Windows Authentication is a key feature of VisualSVN Server. This feature is designed for Active Directory domain environments and allows users to access VisualSVN Server with their Windows credentials.

VisualSVN Server Manager

VisualSVN Server supports two different authentication methods: Basic authentication and Integrated Windows Authentication. With Basic authentication user's credentials are transmitted to the server in plain text while Integrated Windows Authentication method uses NTLM or Kerberos V5 authentication algorithms.


Windows Authentication delivers the following benefits:

Simplified management. Your users' Active Directory Domain accounts are reused for VisualSVN Server access control, so there is no need to maintain a separate user list. This also means your standard account policies such as "password complexity" and "password expiration" are inherited for VisualSVN Server access control.

Seamless Active Directory integration. VisualSVN Server is the only Subversion server package that lets you retain your Active Directory groups (e.g. "Developers", "ProjectManagers").

Smoother user experience. Users access VisualSVN Server with their Windows credentials, so no need to remember another username and password.

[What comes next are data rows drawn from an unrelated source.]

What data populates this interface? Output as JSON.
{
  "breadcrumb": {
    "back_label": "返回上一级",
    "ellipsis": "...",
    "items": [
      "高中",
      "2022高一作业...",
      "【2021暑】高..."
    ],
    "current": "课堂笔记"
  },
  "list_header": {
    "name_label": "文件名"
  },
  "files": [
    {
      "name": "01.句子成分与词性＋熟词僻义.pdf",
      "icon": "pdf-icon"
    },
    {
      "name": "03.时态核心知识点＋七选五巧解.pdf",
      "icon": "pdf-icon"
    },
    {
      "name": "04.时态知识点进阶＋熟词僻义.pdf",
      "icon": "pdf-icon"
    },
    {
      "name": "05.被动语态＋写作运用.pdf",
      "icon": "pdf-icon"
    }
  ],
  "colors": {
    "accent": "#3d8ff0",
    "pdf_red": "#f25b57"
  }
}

Read the article KB182: VisualSVN Server authentication modes for a complete overview of the authentication modes available in VisualSVN Server.

Basic authentication

Basic authentication is part of the HTTP 1.0 specification. With Basic Windows Authentication users are requested to re-enter their Windows username and password to the Subversion client. Username and passwords are then transmitted across HTTP(S) protocol in plain text. These credentials are then verified by VisualSVN Server.

Despite its simplicity, Basic windows authentication has obvious limitations:

Security weaknesses. Passwords are transmitted in plain text making them vulnerable if intercepted. Passwords are also cached on disk which provides another opportunity for unwanted access.

Additional authentication step. Despite being authenticated by their Windows user credentials, users must still re-enter their username and password to access VisualSVN Server.

Incompatible with smart cards. Since users are always requested to provide their username and password, Basic authentication method is inherently incompatible with two-factor authentication systems.

When security is important, Basic authentication should be never used across the unsecure HTTP protocol because users' credentials are easy to intercept and access. Basic authentication across an SSL connection provides an adequate level of security so for small business users, Basic authentication combined with SSL is sufficient.

Integrated Windows Authentication

Unlike Basic authentication, Integrated Windows Authentication (formerly known as NTLM authentication) does not prompt users for a username and password. The current Windows user information on the client computer is supplied through a cryptographic exchange involving hashing with the VisualSVN Server. Either NTLM or Kerberos V5 authentication protocols can be used.

Integrated Windows Authentication brings clear benefits:

Optimal security. Authentication is always performed in a secure manner and credentials are never cached on disk.

Single sign-on. Users' Windows credentials are automatically used to access VisualSVN Server, saving them the hassle of additional authentication steps.

Two-factor authentication. Compatibility with two-factor authentication systems (e.g. smart cards) ensures that VisualSVN Server can be easily integrated into a secure enterprise environment.

Integrated Windows Authentication is the best authentication scheme for Active Directory domain environments. Setting up the Integrated Windows Authentication is a matter of minutes. For the instructions, please see the article KB43: How to configure Integrated Windows Authentication in VisualSVN Server.